The scheduled increase of the minimum wage in Hawaii to $14 per hour on January 1, 2024, will likely affect many employers. How employers address this increase may have unforeseen and unintended consequences in other areas, including pay transparency, compensation, employee engagement, and more. Below are some of the key danger zones to watch.
Payroll
- Hawaii law requires employers to provide employees with written notice in advance of any pay rate changes. Ensure employees are provided with proper notice before the change takes effect.
- Even if employees are currently making $14/hour or more, watch out for expenses or other deductions that may bring the employee's pay below the new minimum wage.
- For employees whose pay rates change, remember to adjust any withholding for child support orders or other garnishments that are based on a percentage of "disposable earnings."
- If payroll is outsourced, confirm with the provider that they are complying with all of the changes that you may be implementing.
Compensation and Benefits
- Make sure to budget for additional compensation and benefits costs that may result from increasing wages to meet the new minimum wage and any other related adjustments.
- Consider the potential pay compression that may occur due to the minimum wage increase. Pay compression occurs when new, less-experienced employees make close to, the same as, or in some cases more than longer-tenured employees. This can lead to low morale, resentment from tenured employees, and, ultimately, turnover. Take steps to manage and budget for pay compression.
- Take the opportunity to review how your updated compensation structure fits into your overall total rewards strategy.
Pay Equity and Transparency
- Evaluate the impact of any pay adjustments from an equity standpoint. Make sure any differences can be justified by a non-discriminatory business reason. Document decisions and the rationale behind them in case of complaints or litigation.

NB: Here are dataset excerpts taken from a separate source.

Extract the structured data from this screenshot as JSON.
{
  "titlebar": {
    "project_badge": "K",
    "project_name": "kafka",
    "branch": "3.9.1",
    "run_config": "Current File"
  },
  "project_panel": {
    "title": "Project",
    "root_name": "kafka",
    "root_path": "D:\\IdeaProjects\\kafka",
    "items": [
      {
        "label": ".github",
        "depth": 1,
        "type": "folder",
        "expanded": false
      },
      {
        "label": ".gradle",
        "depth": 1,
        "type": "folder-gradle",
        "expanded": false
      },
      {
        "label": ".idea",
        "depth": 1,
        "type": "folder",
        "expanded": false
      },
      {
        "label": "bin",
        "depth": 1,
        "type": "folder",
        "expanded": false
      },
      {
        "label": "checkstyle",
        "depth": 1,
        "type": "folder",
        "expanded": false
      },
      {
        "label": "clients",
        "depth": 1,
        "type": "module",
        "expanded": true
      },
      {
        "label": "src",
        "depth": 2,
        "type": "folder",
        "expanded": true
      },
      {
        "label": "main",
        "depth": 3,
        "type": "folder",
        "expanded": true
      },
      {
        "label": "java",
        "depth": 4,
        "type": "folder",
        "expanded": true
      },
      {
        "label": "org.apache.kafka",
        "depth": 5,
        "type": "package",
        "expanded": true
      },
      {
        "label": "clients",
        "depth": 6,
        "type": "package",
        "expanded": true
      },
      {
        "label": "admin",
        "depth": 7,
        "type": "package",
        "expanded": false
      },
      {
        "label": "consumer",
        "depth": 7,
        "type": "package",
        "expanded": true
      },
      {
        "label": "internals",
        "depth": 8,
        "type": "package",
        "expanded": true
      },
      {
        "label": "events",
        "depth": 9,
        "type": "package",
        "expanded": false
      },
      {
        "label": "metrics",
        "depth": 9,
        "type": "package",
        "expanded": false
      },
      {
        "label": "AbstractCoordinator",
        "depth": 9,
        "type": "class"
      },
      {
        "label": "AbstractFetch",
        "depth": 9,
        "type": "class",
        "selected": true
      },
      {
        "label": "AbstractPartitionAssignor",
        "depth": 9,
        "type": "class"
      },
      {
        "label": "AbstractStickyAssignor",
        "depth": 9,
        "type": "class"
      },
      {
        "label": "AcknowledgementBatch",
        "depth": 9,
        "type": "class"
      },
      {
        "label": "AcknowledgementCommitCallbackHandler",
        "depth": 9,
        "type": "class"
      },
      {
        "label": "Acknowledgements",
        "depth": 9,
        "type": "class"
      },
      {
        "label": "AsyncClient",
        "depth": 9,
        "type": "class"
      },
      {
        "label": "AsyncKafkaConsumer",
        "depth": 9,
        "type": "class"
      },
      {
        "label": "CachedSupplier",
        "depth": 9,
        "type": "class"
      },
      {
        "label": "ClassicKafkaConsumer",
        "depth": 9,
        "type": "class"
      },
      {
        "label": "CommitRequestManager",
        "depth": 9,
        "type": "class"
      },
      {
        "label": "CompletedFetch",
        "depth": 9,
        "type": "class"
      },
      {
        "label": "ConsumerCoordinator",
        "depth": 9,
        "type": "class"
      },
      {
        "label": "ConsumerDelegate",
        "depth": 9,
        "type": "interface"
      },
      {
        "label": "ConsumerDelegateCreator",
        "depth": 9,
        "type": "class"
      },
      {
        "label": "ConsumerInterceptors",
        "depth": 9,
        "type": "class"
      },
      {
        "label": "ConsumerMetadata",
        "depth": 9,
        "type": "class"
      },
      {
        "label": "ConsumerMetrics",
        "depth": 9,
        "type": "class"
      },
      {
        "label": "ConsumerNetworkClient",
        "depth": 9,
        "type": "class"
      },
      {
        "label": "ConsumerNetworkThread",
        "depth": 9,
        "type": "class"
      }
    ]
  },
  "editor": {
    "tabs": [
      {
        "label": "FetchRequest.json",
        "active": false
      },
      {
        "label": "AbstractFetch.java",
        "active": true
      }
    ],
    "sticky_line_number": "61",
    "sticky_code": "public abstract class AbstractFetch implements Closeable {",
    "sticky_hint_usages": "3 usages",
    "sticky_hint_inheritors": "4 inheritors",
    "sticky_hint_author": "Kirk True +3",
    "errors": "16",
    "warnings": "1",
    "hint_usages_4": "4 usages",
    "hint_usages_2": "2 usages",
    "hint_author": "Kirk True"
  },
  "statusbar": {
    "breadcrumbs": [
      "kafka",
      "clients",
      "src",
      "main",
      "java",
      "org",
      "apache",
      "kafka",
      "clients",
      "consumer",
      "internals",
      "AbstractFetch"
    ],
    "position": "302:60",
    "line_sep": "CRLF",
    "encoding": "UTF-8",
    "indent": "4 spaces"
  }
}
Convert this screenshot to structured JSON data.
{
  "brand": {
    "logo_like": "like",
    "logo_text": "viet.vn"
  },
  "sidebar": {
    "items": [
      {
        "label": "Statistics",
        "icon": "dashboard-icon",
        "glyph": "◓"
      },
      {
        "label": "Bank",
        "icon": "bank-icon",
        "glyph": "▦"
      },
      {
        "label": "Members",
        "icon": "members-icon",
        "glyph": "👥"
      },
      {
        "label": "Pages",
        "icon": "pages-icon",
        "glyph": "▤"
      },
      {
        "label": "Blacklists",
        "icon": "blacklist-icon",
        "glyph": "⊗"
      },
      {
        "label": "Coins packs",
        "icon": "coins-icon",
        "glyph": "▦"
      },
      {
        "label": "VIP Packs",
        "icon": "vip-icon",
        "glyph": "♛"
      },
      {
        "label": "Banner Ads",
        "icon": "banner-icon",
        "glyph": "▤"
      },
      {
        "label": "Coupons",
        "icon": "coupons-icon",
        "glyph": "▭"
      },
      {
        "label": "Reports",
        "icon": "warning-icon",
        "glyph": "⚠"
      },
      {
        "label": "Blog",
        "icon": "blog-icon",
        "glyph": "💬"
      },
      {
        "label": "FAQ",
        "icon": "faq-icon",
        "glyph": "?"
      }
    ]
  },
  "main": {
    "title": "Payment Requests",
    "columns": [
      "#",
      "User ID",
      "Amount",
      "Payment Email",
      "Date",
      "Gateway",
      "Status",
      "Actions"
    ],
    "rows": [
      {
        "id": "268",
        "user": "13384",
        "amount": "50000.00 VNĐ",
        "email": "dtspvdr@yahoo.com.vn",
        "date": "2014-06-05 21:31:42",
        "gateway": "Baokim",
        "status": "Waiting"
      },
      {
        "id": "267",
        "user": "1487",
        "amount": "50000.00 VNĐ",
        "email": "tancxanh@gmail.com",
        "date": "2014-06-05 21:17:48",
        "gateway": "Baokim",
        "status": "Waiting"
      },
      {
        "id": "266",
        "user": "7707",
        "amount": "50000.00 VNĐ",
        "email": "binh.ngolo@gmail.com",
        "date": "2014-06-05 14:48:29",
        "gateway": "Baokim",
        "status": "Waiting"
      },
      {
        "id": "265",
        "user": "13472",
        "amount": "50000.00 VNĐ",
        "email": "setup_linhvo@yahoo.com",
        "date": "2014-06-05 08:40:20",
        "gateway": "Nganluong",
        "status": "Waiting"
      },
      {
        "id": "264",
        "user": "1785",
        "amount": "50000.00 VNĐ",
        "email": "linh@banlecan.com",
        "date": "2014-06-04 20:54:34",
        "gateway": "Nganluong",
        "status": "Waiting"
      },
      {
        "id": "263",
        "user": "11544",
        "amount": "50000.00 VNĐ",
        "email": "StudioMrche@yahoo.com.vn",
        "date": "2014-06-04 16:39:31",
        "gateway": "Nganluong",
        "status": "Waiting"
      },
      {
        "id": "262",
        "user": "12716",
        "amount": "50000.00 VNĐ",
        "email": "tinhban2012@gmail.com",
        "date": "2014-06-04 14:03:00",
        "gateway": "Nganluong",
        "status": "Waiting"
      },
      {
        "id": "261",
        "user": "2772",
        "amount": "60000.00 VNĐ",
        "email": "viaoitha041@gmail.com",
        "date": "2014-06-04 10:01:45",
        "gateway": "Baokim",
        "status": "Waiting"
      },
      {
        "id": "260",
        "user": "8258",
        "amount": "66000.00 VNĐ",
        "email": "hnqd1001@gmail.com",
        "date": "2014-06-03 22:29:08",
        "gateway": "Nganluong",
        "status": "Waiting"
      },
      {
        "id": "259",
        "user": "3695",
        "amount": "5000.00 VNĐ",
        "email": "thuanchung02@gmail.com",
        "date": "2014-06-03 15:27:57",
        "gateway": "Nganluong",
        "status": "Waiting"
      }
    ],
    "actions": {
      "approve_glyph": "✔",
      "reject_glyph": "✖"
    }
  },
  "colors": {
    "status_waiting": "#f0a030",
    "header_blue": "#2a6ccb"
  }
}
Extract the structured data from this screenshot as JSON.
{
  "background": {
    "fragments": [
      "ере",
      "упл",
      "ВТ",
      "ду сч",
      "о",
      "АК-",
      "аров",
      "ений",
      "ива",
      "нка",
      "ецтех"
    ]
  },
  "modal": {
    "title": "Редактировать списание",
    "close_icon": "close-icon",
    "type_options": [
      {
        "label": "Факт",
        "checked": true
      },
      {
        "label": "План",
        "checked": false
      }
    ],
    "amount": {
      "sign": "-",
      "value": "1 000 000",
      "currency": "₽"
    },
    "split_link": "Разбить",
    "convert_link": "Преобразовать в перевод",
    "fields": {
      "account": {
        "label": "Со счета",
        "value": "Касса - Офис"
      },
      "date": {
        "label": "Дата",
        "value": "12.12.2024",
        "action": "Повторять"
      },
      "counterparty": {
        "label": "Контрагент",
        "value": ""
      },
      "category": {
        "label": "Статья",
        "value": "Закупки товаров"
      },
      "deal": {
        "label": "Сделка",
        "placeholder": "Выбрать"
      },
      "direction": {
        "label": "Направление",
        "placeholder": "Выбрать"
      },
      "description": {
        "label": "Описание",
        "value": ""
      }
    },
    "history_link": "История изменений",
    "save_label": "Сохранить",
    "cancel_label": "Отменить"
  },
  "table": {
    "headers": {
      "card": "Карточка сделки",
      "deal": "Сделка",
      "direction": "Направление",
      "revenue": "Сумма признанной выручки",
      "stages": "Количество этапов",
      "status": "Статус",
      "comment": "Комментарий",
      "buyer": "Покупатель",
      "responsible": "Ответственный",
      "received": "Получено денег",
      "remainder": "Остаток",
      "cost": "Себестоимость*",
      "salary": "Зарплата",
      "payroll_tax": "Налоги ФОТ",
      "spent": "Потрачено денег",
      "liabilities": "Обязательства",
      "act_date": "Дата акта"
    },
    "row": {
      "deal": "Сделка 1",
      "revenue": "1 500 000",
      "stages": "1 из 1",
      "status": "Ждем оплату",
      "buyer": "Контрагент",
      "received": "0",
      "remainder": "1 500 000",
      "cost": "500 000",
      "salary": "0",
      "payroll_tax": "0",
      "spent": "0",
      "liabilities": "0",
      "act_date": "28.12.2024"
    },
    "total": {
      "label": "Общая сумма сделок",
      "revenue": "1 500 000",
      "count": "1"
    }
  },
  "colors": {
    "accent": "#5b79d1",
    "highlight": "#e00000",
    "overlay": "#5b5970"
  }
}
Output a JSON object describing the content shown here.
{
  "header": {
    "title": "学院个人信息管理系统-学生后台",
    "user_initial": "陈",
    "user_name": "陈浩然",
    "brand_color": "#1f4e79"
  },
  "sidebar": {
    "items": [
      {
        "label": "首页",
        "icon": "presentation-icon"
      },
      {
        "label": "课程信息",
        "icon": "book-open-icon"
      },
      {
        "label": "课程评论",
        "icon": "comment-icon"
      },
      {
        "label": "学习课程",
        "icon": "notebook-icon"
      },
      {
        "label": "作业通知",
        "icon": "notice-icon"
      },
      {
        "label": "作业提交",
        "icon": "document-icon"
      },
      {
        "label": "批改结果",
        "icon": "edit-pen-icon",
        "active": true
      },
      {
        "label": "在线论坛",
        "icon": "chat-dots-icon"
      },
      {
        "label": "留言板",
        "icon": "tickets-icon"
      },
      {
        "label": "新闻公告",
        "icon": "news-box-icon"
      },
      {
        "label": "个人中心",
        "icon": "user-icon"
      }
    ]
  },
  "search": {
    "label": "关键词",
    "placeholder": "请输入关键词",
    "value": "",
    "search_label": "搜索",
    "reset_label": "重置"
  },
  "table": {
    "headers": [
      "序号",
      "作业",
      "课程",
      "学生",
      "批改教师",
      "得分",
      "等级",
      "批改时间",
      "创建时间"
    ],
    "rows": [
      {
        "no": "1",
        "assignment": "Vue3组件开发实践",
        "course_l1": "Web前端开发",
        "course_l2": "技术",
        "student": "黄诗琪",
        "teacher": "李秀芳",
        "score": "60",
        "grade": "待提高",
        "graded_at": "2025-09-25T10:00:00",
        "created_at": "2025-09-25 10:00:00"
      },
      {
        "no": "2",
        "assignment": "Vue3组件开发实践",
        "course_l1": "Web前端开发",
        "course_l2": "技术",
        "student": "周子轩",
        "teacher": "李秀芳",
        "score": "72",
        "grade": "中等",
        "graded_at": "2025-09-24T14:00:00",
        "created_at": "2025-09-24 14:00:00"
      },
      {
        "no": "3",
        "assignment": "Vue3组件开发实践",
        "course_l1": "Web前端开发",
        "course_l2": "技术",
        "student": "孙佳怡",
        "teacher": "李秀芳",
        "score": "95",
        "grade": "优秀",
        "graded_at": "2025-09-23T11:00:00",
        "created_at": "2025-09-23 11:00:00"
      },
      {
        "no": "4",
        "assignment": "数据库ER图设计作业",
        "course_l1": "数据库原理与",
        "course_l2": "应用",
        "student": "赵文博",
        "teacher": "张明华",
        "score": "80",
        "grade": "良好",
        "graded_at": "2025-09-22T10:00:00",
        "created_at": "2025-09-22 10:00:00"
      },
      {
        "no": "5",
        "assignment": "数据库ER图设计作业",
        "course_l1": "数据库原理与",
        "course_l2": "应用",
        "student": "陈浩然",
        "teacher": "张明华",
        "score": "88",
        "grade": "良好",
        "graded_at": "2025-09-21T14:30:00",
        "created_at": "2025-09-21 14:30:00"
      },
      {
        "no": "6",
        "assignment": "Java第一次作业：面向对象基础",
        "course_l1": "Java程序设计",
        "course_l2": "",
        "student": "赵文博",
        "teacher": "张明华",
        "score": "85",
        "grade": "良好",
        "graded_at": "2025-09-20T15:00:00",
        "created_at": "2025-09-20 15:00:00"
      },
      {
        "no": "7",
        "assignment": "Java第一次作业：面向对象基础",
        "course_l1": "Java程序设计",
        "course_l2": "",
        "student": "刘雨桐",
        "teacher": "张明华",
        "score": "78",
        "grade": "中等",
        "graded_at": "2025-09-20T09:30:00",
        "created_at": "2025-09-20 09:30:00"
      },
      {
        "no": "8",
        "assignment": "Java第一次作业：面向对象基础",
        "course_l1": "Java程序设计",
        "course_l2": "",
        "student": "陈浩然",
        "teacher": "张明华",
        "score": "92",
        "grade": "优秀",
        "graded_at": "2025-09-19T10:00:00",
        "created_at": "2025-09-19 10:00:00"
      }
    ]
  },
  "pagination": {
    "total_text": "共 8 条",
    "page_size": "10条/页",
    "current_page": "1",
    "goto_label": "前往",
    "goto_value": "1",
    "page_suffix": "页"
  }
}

- Keep in mind that any large-scale change to the workforce or employee compensation can have significant effects on employee morale and engagement.
Employee Engagement
- Keep a close eye on employee morale and engagement when making changes as a result of the new minimum wage, especially when pay compression cannot be avoided. Long-serving employees often worked hard to earn their current pay rate. When newer, less experienced workers start closing the gap, resentment may have a negative impact on their engagement. Employees' disengagement also can affect their coworkers, resulting in broader engagement and turnover problems.
- Try to get ahead of resentment and disengagement by addressing employees' concerns about their value to the organization. Regular conversations about career goals, objectives, and development should be part of an ongoing performance management program. Managers can emphasize the company's commitment to providing training and development opportunities and provide stretch assignments and mentorship.
Employee Communications
- Before issuing any communications, ensure that leadership is aligned with the contents and the timing.
- Prepare a communication plan that addresses timing and the delivery method. Include guidelines for supervisors and managers who will likely receive employee questions to ensure alignment and consistency in their responses.
- Communicate with all affected employees, including those who will not be getting a pay increase. This can help to build trust and transparency with those who may be impacted by pay compression.
Employers who have employees currently paid less than to slightly more than $14/hour should already be planning for how to handle the potential downstream impacts of the new minimum wage that will go into effect on January 1, 2024.